Güzel yüzlü, aklı ak, pırpır yürekli insanlar sevgiyle, coşkuyla, bilinçle toplanmışlardı Ankara Garı’nda.
Birçoğumuzun ömründen uzun bir savaşı durdurabilmek için, yürekler kardeş yüreklere cesaret vermek, heyecan ve kararlılık enjekte etmek için bir araya gelmişlerdi. Yurdumun emekçi insanları, bilimi ve onun ilerleten, sorunlara yaratıcı çözümler üreten yöntemlerini vicdanları ile hamurlaştıranlar birbirlerine selam ettiklerinde hainliğin ateş topu onları yaktı, kavurdu.
Böylece sayıları az, ekonomik ve politik gücü yüksek olanların hesap defterlerine artıları yazmak isteyenler, bölge haklarının hayatlarını ve yaşam kaynaklarını emmede kararlı emperyalistlerin önündeki taşların bir bölümünü daha temizlediler.
Artık aramızda olamayacak emekçiler, gencecik insanlarımız çok daha büyük sorumluluk yükleyerek bize elveda dediler. Yaralı kardeşlerimizi, yurdumuzu bize emanet ettiler; Daha fazla çalışmak, dayanışma içerisinde olmak, mücadele etmek ve bilimin aydınlatıcı ateşinin alevini yükseltme görevini omuzlarımıza yükleyerek ayrıldılar.
Yükler ağır. Sorumluluk, altından kalkılamayacak gibi görünüyor.

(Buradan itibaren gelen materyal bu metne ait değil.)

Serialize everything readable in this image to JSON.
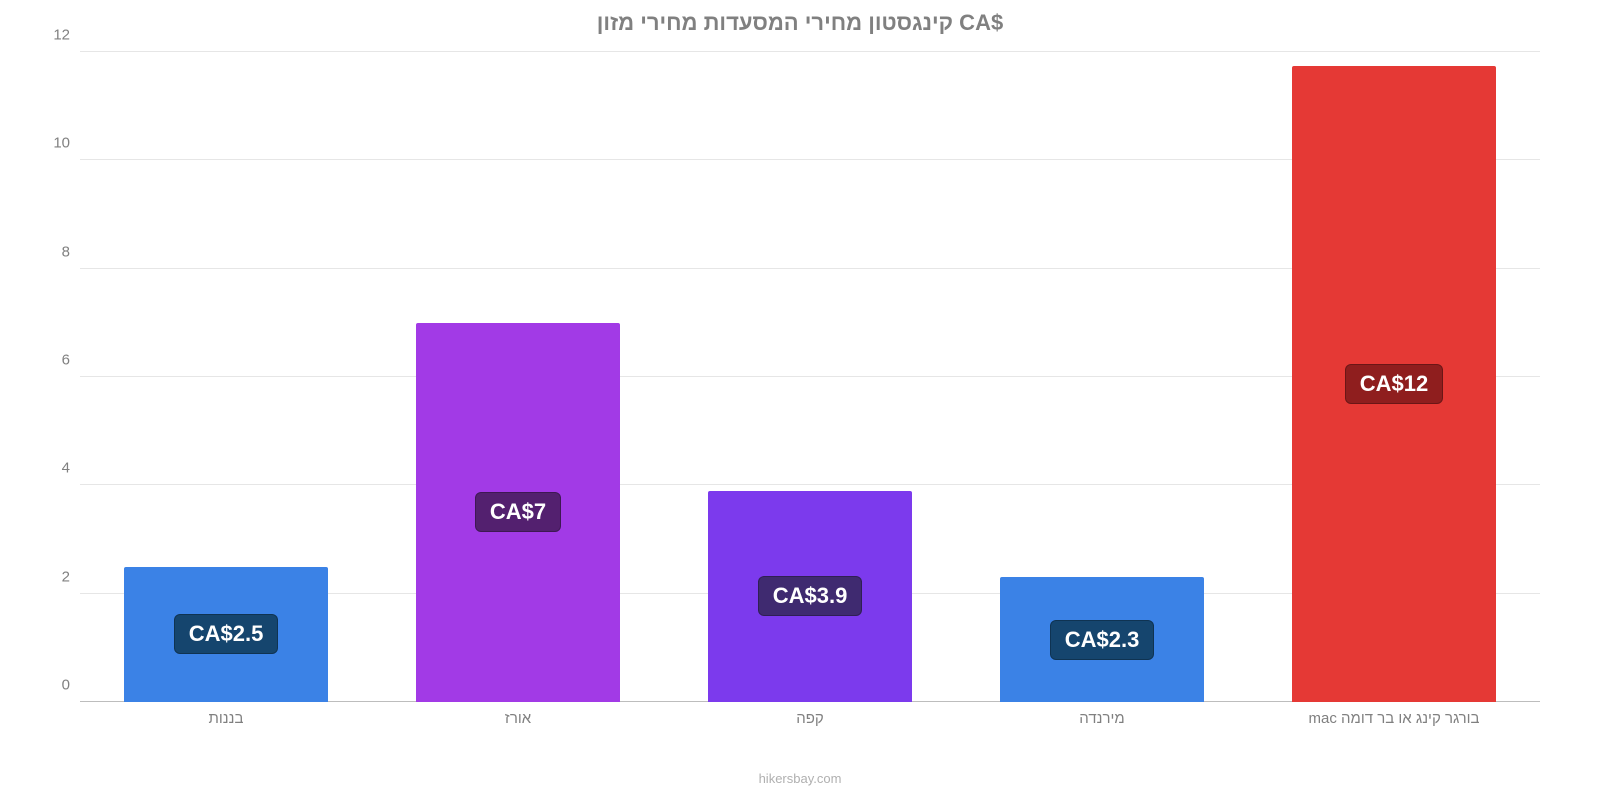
{
  "chart": {
    "type": "bar",
    "title": "קינגסטון מחירי המסעדות מחירי מזון CA$",
    "title_color": "#808080",
    "title_fontsize": 22,
    "background_color": "#ffffff",
    "grid_color": "#e6e6e6",
    "axis_text_color": "#808080",
    "ylim": [
      0,
      12
    ],
    "ytick_step": 2,
    "yticks": [
      0,
      2,
      4,
      6,
      8,
      10,
      12
    ],
    "bar_width_pct": 70,
    "value_label_fontsize": 22,
    "axis_label_fontsize": 15,
    "categories": [
      "בורגר קינג או בר דומה mac",
      "מירנדה",
      "קפה",
      "אורז",
      "בננות"
    ],
    "values": [
      11.75,
      2.3,
      3.9,
      7.0,
      2.5
    ],
    "value_labels": [
      "CA$12",
      "CA$2.3",
      "CA$3.9",
      "CA$7",
      "CA$2.5"
    ],
    "bar_colors": [
      "#e53935",
      "#3b82e6",
      "#7c3aed",
      "#a23ae6",
      "#3b82e6"
    ],
    "label_bg_colors": [
      "#8f1e1e",
      "#15456e",
      "#3f2a70",
      "#53206f",
      "#15456e"
    ],
    "attribution": "hikersbay.com"
  }
}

Ancak aldığımız mühendislik eğitimi, deneyimlerimiz ve dünya bakışımız ufkumuzu aydınlatıyor; Teknik çözümlerin insana yaraşanını uygulamaya olanak sağlıyor. Düşüncelerimiz insanı mutlu etmek ve onun en değerli varlığı doğayı korumak olduğu sürece bunu başarabileceğimizden de şüphe etmiyoruz.
Prometheus bilginin ve aydınlığın ateşini tanrıların elinden alıp tüm insanlığın kullanımına sunabilmişti. On bin yıllar sonrasında da insanlığın ortak çabaları, yaratılan varlıklara el koyanları alt edecek, onları durduracaktır. Bunun tek koşulu doğru olanı aramaya devam etmekten, bilginin ateşini söndürmemekten geçiyor.
Onlar bilgiyi ve teknolojiyi sadece insanlığın yararına kullanmaktan vazgeçmeyen mühendislerin hiçbir zaman sonlanmayacağını çok iyi biliyorlar. O nedenle sınırsız silahlarını, düşman olarak gördükleri bizlere, bilgiye ve bilime karşı kullanmaktan tereddüt etmiyorlar.
Ancak bizlerde biliyoruz ki bundan 2000 yıl önce hiçbir olanağı bulunmayan Spartaküs dünya hakimi Roma’ya korku salabilmiş ise, bu isyanının haklı olduğundandı.
Bizde haklıyız.
İnsanlık o günden günümüze çok daha fazlasını kazandı. Özgürlük, demokrasi ve adalet yolunda mücadele edenlerin bugün çok daha ileri kazanımları var. Ancak mücadelenin, kardeşlik meyvelerinin uçsuz bucaksız zirvelerde de toplanabileceği güne kadar devam edeceği açık. Çünkü insanlık kendi özünden, genlerinden vaz geçmeyeceğini iki bin yıldır Spartaküs’ün yürüdüğü o yoldan dönmeyerek kanıtladı.
Yeter ki vazgeçmeyelim, yeter ki bilgimizi ve gücümüzü ortak hedeflere yönlendirelim. Yeter ki birbirimizin acısını paylaşalım, birbirimize omuz verelim.